Dopo gli ultimi sviluppi in Inghilterra sul Covid-19, con le positività riscontrate nel Principe Carlo e nel premier britannico Boris Johnson, un nostro protagonista nel calcio inglese torna a parlare: Si tratta di Carlo Ancelotti, allenatore dell’ Everton, che ha rilasciato un’intervista a Ivan Zazzaroni per il Corriere dello Sport.

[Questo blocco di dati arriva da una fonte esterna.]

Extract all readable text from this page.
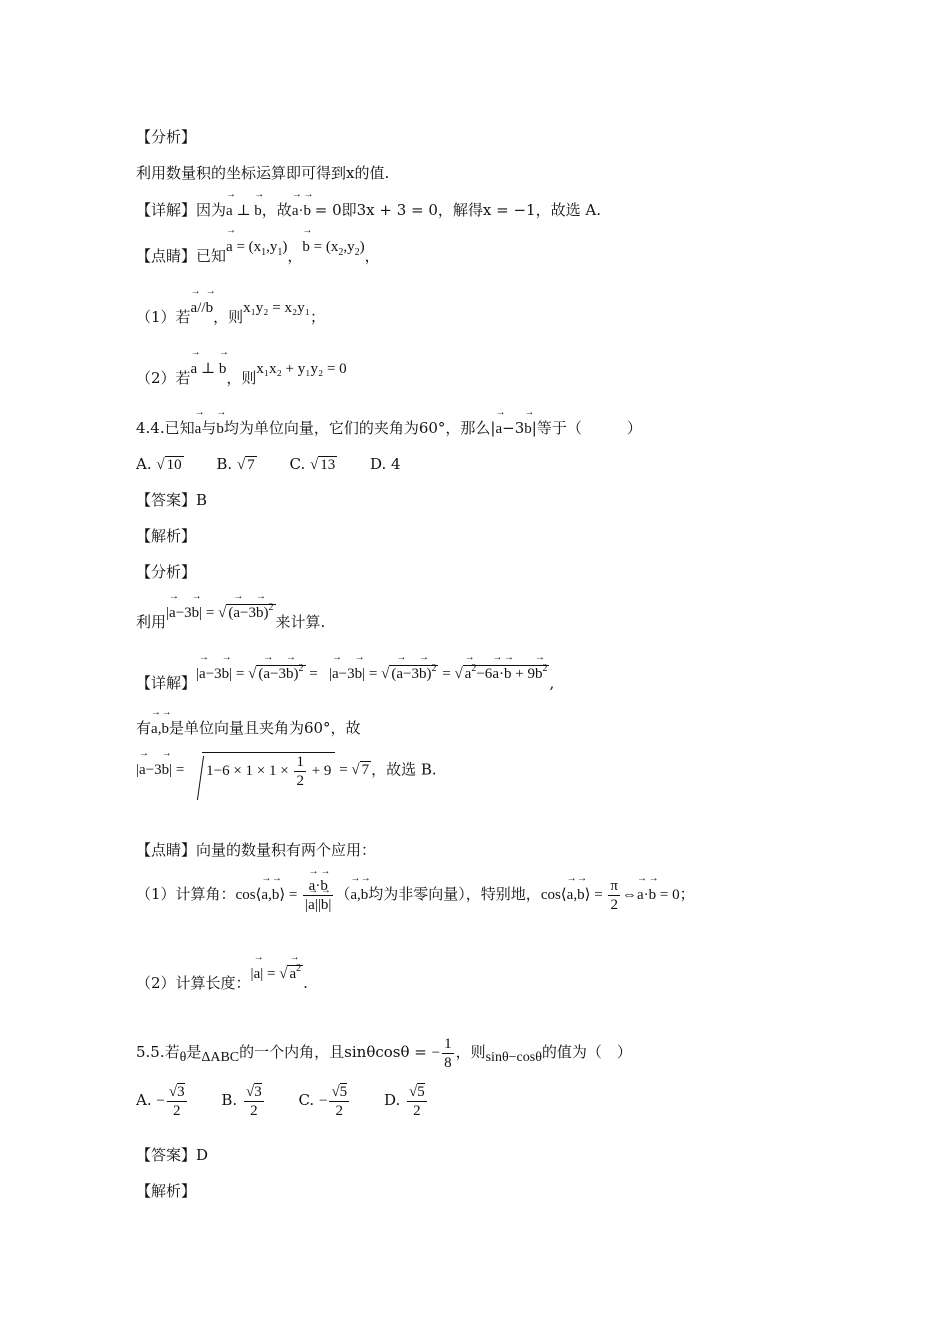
【分析】
利用数量积的坐标运算即可得到x的值.
【详解】因为→ a ⊥ → b，故→ a·→ b = 0即3x + 3 = 0，解得x = −1，故选 A.
【点睛】已知→ $a = (x_1,y_1)$，→ $b = (x_2,y_2)$，
（1）若→ a//→ b，则x₁y₂ = x₂y₁；
（2）若→ a ⊥ → b，则x₁x₂ + y₁y₂ = 0
4.4.已知→ a与→ b均为单位向量，它们的夹角为60°，那么|→ a−3→ b|等于（　　　）
A. √ 10 B. √ 7 C. √ 13 D. 4
【答案】B
【解析】
【分析】
利用|→ a−3→ b| = √ (→ a−3→ b)$^2$来计算.
【详解】|→ a−3→ b| = √ (→ a−3→ b)$^2$ =   |→ a−3→ b| = √ (→ a−3→ b)$^2$ = √ → $a^2-6\to a\cdot\to b + 9\to b^2$,
有→ a,→ b是单位向量且夹角为60°，故
|→ $a-3\to b| = 1-6 \times 1 \times 1 \times \frac{1}{2} + 9$ = √ 7 ，故选 B.
【点睛】向量的数量积有两个应用：
（1）计算角：cos⟨→ a,→ b⟩ = → $\frac{a\cdot\to b}{|\to a||\to b|}$ （→ a,→ b均为非零向量），特别地，cos⟨→ a,→ b⟩ = $\frac{\pi}{2}$ ⇔→ a·→ b = 0；
（2）计算长度：|→ a| = √ → $a^2$.
5.5.若θ是ΔABC的一个内角，且sinθcosθ = − $\frac{1}{8}$ ，则sinθ−cosθ的值为（　）
A. − $\frac{√3}{2} B$. $\frac{√3}{2} C$. − $\frac{√5}{2} D$. $\frac{√5}{2}$
【答案】D
【解析】
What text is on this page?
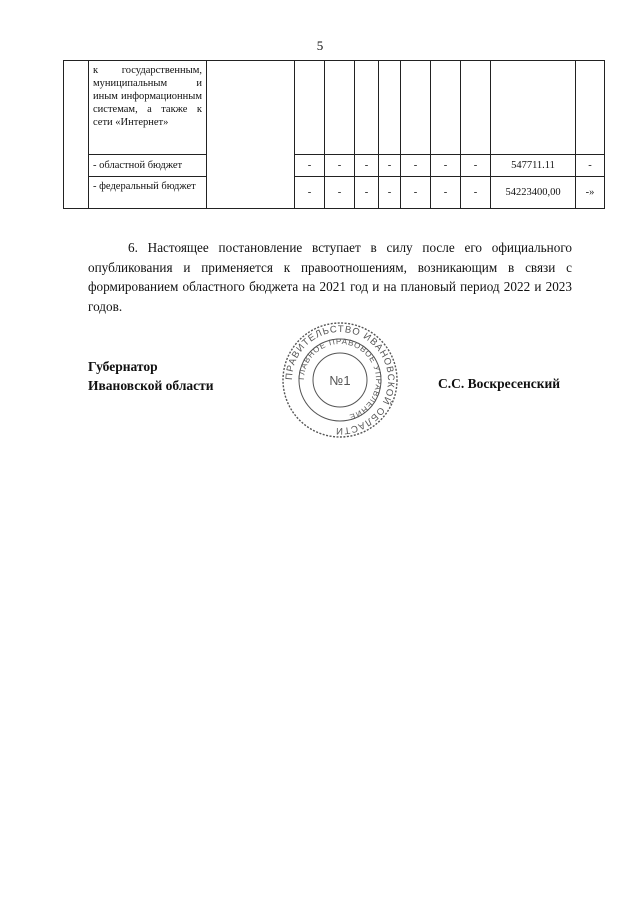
5
	к государственным, муниципальным и иным информационным системам, а также к сети «Интернет»										
	- областной бюджет		-	-	-	-	-	-	-	547711.11	-
	- федеральный бюджет		-	-	-	-	-	-	-	54223400,00	-»

6. Настоящее постановление вступает в силу после его официального опубликования и применяется к правоотношениям, возникающим в связи с формированием областного бюджета на 2021 год и на плановый период 2022 и 2023 годов.

Губернатор
Ивановской области	С.С. Воскресенский
ПРАВИТЕЛЬСТВО ИВАНОВСКОЙ ОБЛАСТИ
ГЛАВНОЕ ПРАВОВОЕ УПРАВЛЕНИЕ
№1
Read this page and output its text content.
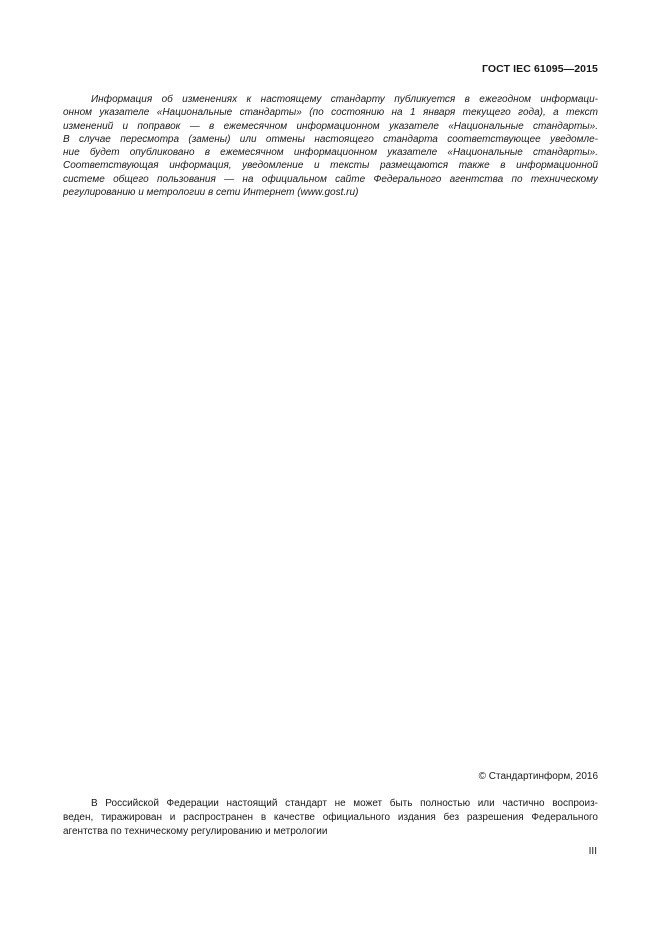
ГОСТ IEC 61095—2015
Информация об изменениях к настоящему стандарту публикуется в ежегодном информаци-
онном указателе «Национальные стандарты» (по состоянию на 1 января текущего года), а текст
изменений и поправок — в ежемесячном информационном указателе «Национальные стандарты».
В случае пересмотра (замены) или отмены настоящего стандарта соответствующее уведомле-
ние будет опубликовано в ежемесячном информационном указателе «Национальные стандарты».
Соответствующая информация, уведомление и тексты размещаются также в информационной
системе общего пользования — на официальном сайте Федерального агентства по техническому
регулированию и метрологии в сети Интернет (www.gost.ru)
© Стандартинформ, 2016
В Российской Федерации настоящий стандарт не может быть полностью или частично воспроиз-
веден, тиражирован и распространен в качестве официального издания без разрешения Федерального
агентства по техническому регулированию и метрологии
III
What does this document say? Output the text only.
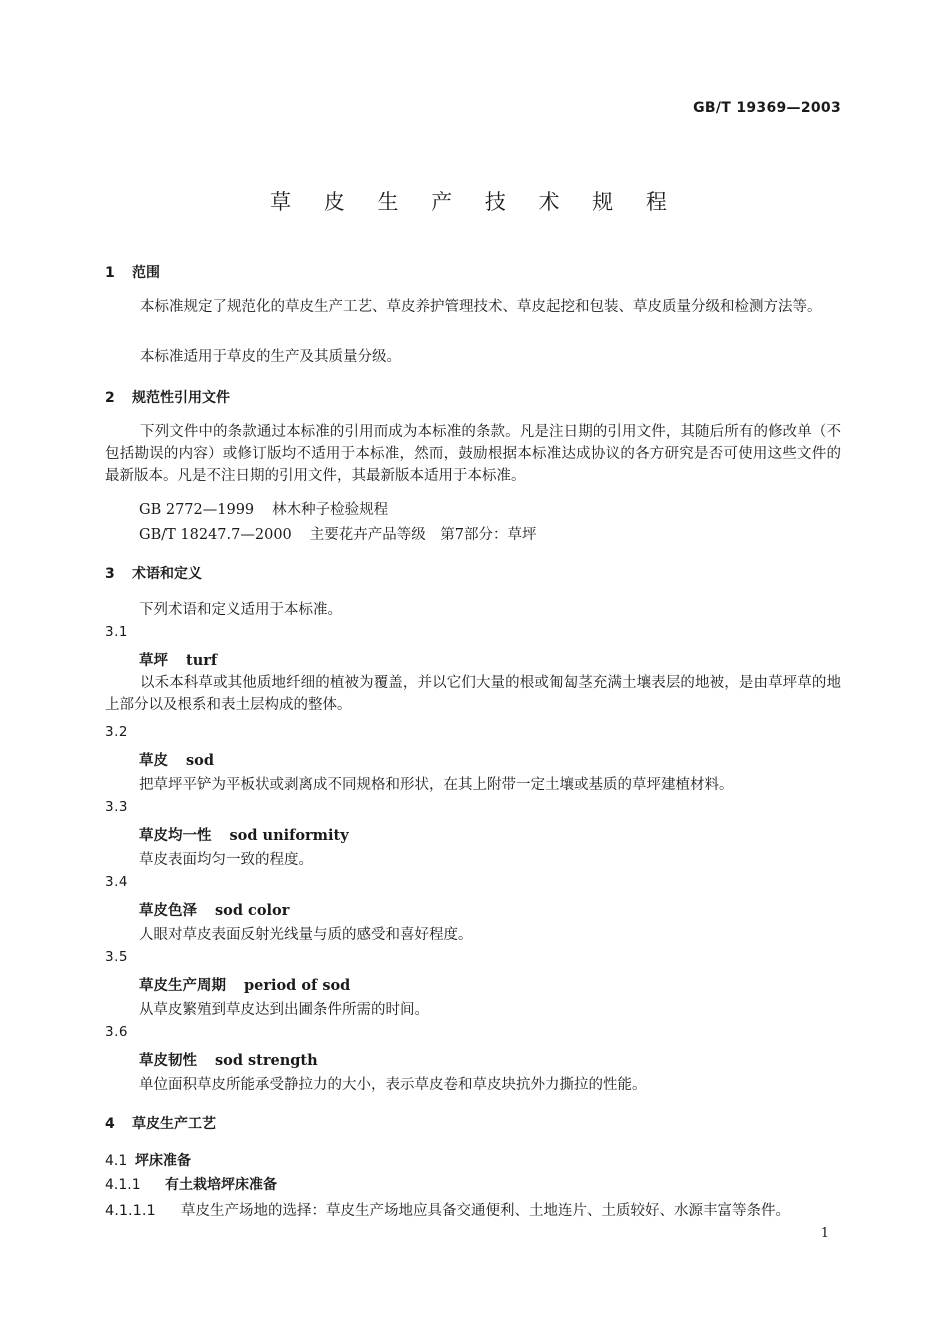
GB/T 19369—2003
草 皮 生 产 技 术 规 程
1 范围
本标准规定了规范化的草皮生产工艺、草皮养护管理技术、草皮起挖和包装、草皮质量分级和检测方法等。
本标准适用于草皮的生产及其质量分级。
2 规范性引用文件
下列文件中的条款通过本标准的引用而成为本标准的条款。凡是注日期的引用文件，其随后所有的修改单（不包括勘误的内容）或修订版均不适用于本标准，然而，鼓励根据本标准达成协议的各方研究是否可使用这些文件的最新版本。凡是不注日期的引用文件，其最新版本适用于本标准。
GB 2772—1999 林木种子检验规程
GB/T 18247.7—2000 主要花卉产品等级　第7部分：草坪
3 术语和定义
下列术语和定义适用于本标准。
3.1
草坪 turf
以禾本科草或其他质地纤细的植被为覆盖，并以它们大量的根或匍匐茎充满土壤表层的地被，是由草坪草的地上部分以及根系和表土层构成的整体。
3.2
草皮 sod
把草坪平铲为平板状或剥离成不同规格和形状，在其上附带一定土壤或基质的草坪建植材料。
3.3
草皮均一性 sod uniformity
草皮表面均匀一致的程度。
3.4
草皮色泽 sod color
人眼对草皮表面反射光线量与质的感受和喜好程度。
3.5
草皮生产周期 period of sod
从草皮繁殖到草皮达到出圃条件所需的时间。
3.6
草皮韧性 sod strength
单位面积草皮所能承受静拉力的大小，表示草皮卷和草皮块抗外力撕拉的性能。
4 草皮生产工艺
4.1 坪床准备
4.1.1 有土栽培坪床准备
4.1.1.1 草皮生产场地的选择：草皮生产场地应具备交通便利、土地连片、土质较好、水源丰富等条件。
1
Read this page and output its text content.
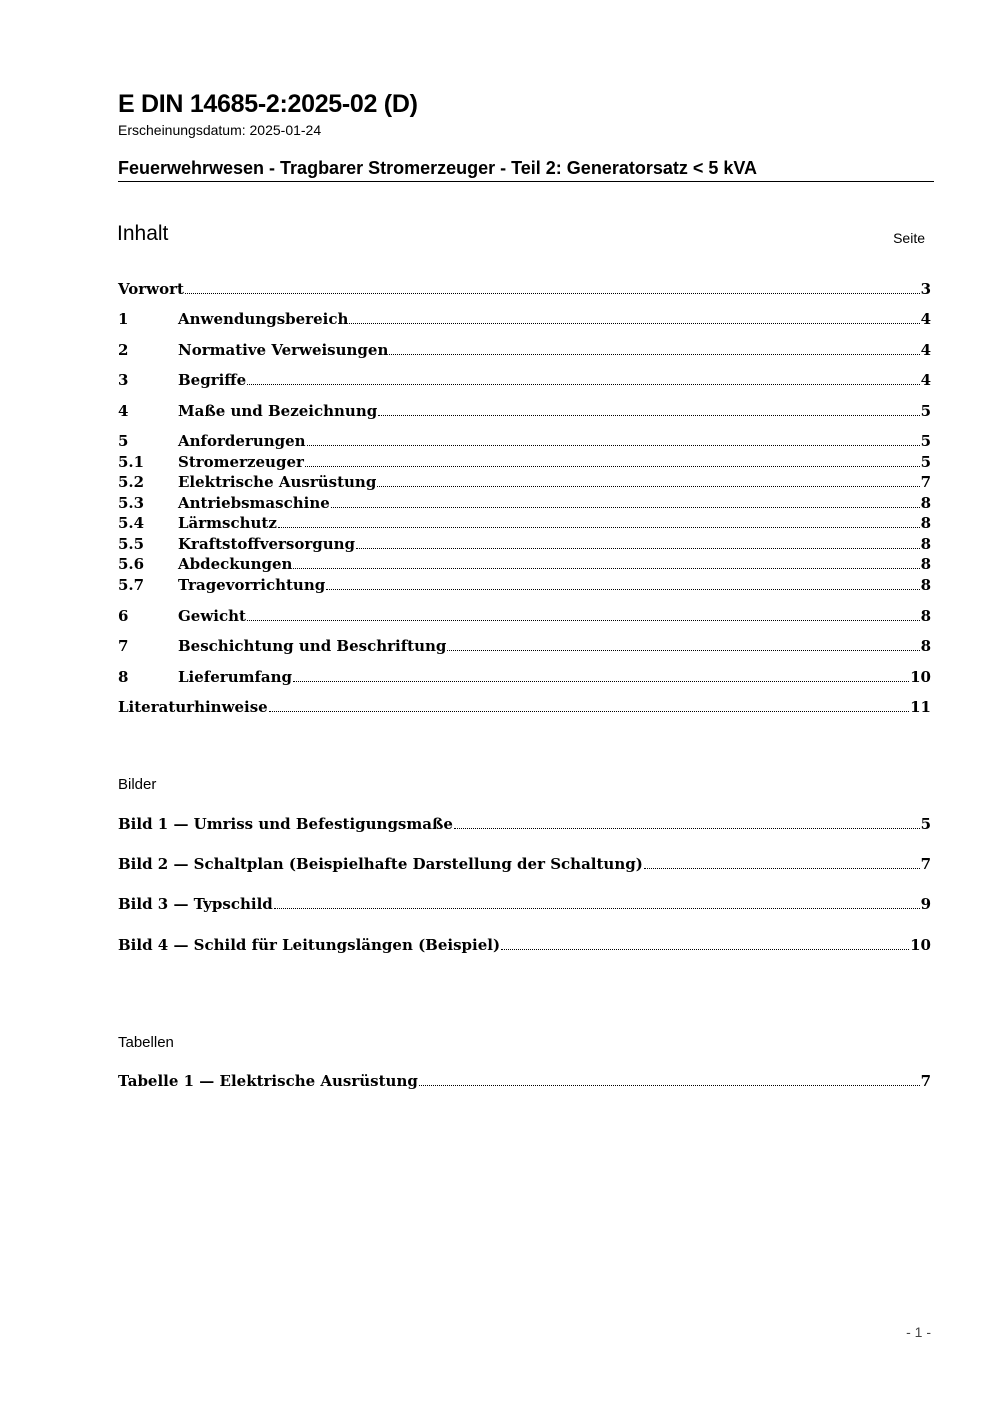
E DIN 14685-2:2025-02 (D)
Erscheinungsdatum: 2025-01-24
Feuerwehrwesen - Tragbarer Stromerzeuger - Teil 2: Generatorsatz < 5 kVA
Inhalt	Seite
Vorwort	3
1	Anwendungsbereich	4
2	Normative Verweisungen	4
3	Begriffe	4
4	Maße und Bezeichnung	5
5	Anforderungen	5
5.1	Stromerzeuger	5
5.2	Elektrische Ausrüstung	7
5.3	Antriebsmaschine	8
5.4	Lärmschutz	8
5.5	Kraftstoffversorgung	8
5.6	Abdeckungen	8
5.7	Tragevorrichtung	8
6	Gewicht	8
7	Beschichtung und Beschriftung	8
8	Lieferumfang	10
Literaturhinweise	11
Bilder
Bild 1 — Umriss und Befestigungsmaße	5
Bild 2 — Schaltplan (Beispielhafte Darstellung der Schaltung)	7
Bild 3 — Typschild	9
Bild 4 — Schild für Leitungslängen (Beispiel)	10
Tabellen
Tabelle 1 — Elektrische Ausrüstung	7
- 1 -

Ancelotti:”Johnson positivo? Mamma mia…”

Ecco alcuni passaggi salienti dell’intervista. Tema caldo il Coronavirus:«Boris Johnson positivo? Mamma mia, non ci credo… Qui sono ancora permesse le passeggiate, anche se da soli o con il cane, oppure in bicicletta. Non c’è bisogno dell’autocertificazione, ma credo che presto sarà introdotta anche qui. Si comincia a vedere anche un po’ di polizia. Le attenzioni maggiori sono riservate a Londra, perché a differenza di Liverpool, ha spazi meno ampi. Ora il Governo sta agendo con più scrupolo e la gente è fiduciosa nel sistema sanitario. Stiamo vivendo una vita alla quale non eravamo abituati e che ci cambierà profondamente.

Il calcio dopo il virus

Infine, Carletto riserva una riflessione a quello che sarà il calcio dopo la pandemia:«Dovremo darci tutti una bella ridimensionata, a partire dal calcio. Personalmente credo che la priorità ora è fermare il contagio e tutto il resto è secondario. La Premier League ha imposto tre settimane di “vacanze” a tutti. L’idea sarebbe quella di ripartire a maggio, ma è chiaro che diventa sempre più improbabile. Cambierà l’economia e, a tutti i livelli, i diritti televisivi varranno meno, calciatori e tecnici guadagneranno meno e i biglietti costeranno meno perché la gente avrà meno soldi. Ci sarà una contrazione generale.»